The results described above raised the possibility that each LTR may be differentially methylated. Therefore, we tried to characterize CpG methylation of the two LTRs independently. To enable the differential analysis of the 5′ LTR, we determined the 5′ flanking DNA sequences of the integrated provirus by using the inverse PCR technique (40). TL-Om1 cells have 1 copy of integrated provirus, whereas MT-1 cells have 10 copies, based on the Southern blot analysis. MT-1 cells were also shown to have only two copies of apparently complete provirus (data not shown). Inverse PCR using an LTR primer pair amplified two and five fragments from DNA samples of TL-Om1and MT-1 cells, respectively (data not shown).
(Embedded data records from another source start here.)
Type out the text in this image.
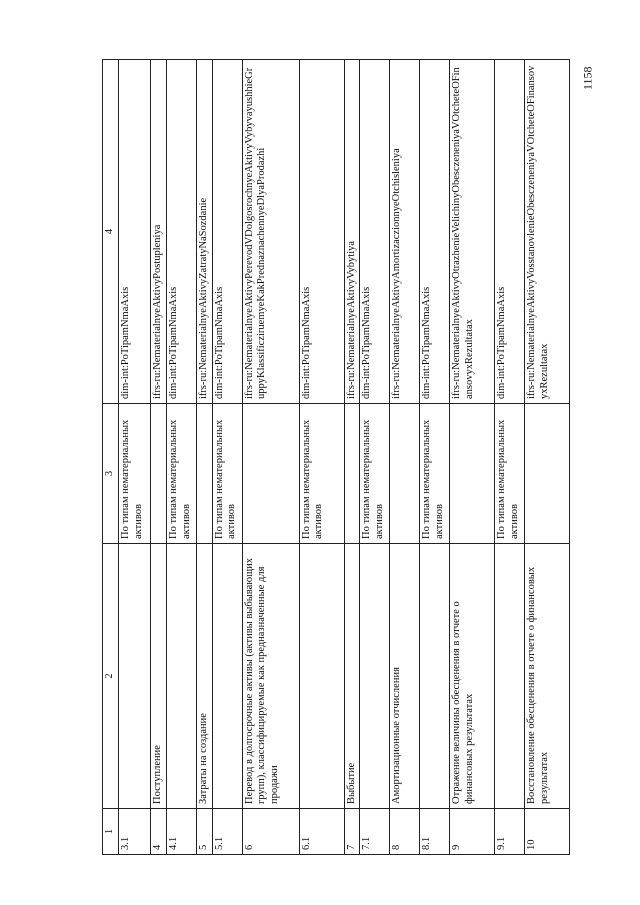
1158
1	2	3	4
3.1		По типам нематериальных активов	dim-int:PoTipamNmaAxis
4	Поступление		ifrs-ru:NematerialnyeAktivyPostupleniya
4.1		По типам нематериальных активов	dim-int:PoTipamNmaAxis
5	Затраты на создание		ifrs-ru:NematerialnyeAktivyZatratyNaSozdanie
5.1		По типам нематериальных активов	dim-int:PoTipamNmaAxis
6	Перевод в долгосрочные активы (активы выбывающих групп), классифицируемые как предназначенные для продажи		ifrs-ru:NematerialnyeAktivyPerevodVDolgosrochnyeAktivyVybyvayushhieGruppyKlassificziruemyeKakPrednaznachennyeDlyaProdazhi
6.1		По типам нематериальных активов	dim-int:PoTipamNmaAxis
7	Выбытие		ifrs-ru:NematerialnyeAktivyVybytiya
7.1		По типам нематериальных активов	dim-int:PoTipamNmaAxis
8	Амортизационные отчисления		ifrs-ru:NematerialnyeAktivyAmortizaczionnyeOtchisleniya
8.1		По типам нематериальных активов	dim-int:PoTipamNmaAxis
9	Отражение величины обесценения в отчете о финансовых результатах		ifrs-ru:NematerialnyeAktivyOtrazhenieVelichinyObesczeneniyaVOtcheteOFinansovyxRezultatax
9.1		По типам нематериальных активов	dim-int:PoTipamNmaAxis
10	Восстановление обесценения в отчете о финансовых результатах		ifrs-ru:NematerialnyeAktivyVosstanovlenieObesczeneniyaVOtcheteOFinansovyxRezultatax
Nucleotide sequence analysis of these fragments clearly demonstrated that one of the fragments was derived from the pX 3′-LTR region and revealed one DNA sequence flanking the 5′ LTR from TL-Om1 and four from MT-1. Sequences that flank defective proviruses were discriminated from those flanking complete ones by PCR analysis with sense primers located in the flanking sequence and antisense primers in the LTR or gag region. Two sequences from MT-1 were thus confirmed to flank the 5′ LTR of the complete provirus (Table 1). We then analyzed these nucleotide sequences by using the BLAST program and found that all of the sequences are human repetitive sequences. The sequence of TL-Om1 and one of MT-1 were homologous to LINE1, and the other of MT-1 was homologous to the MLT (39) (Table 1). These results are in line with a previous report indicating that HTLV-1 frequently integrates into repetitive sequences (45).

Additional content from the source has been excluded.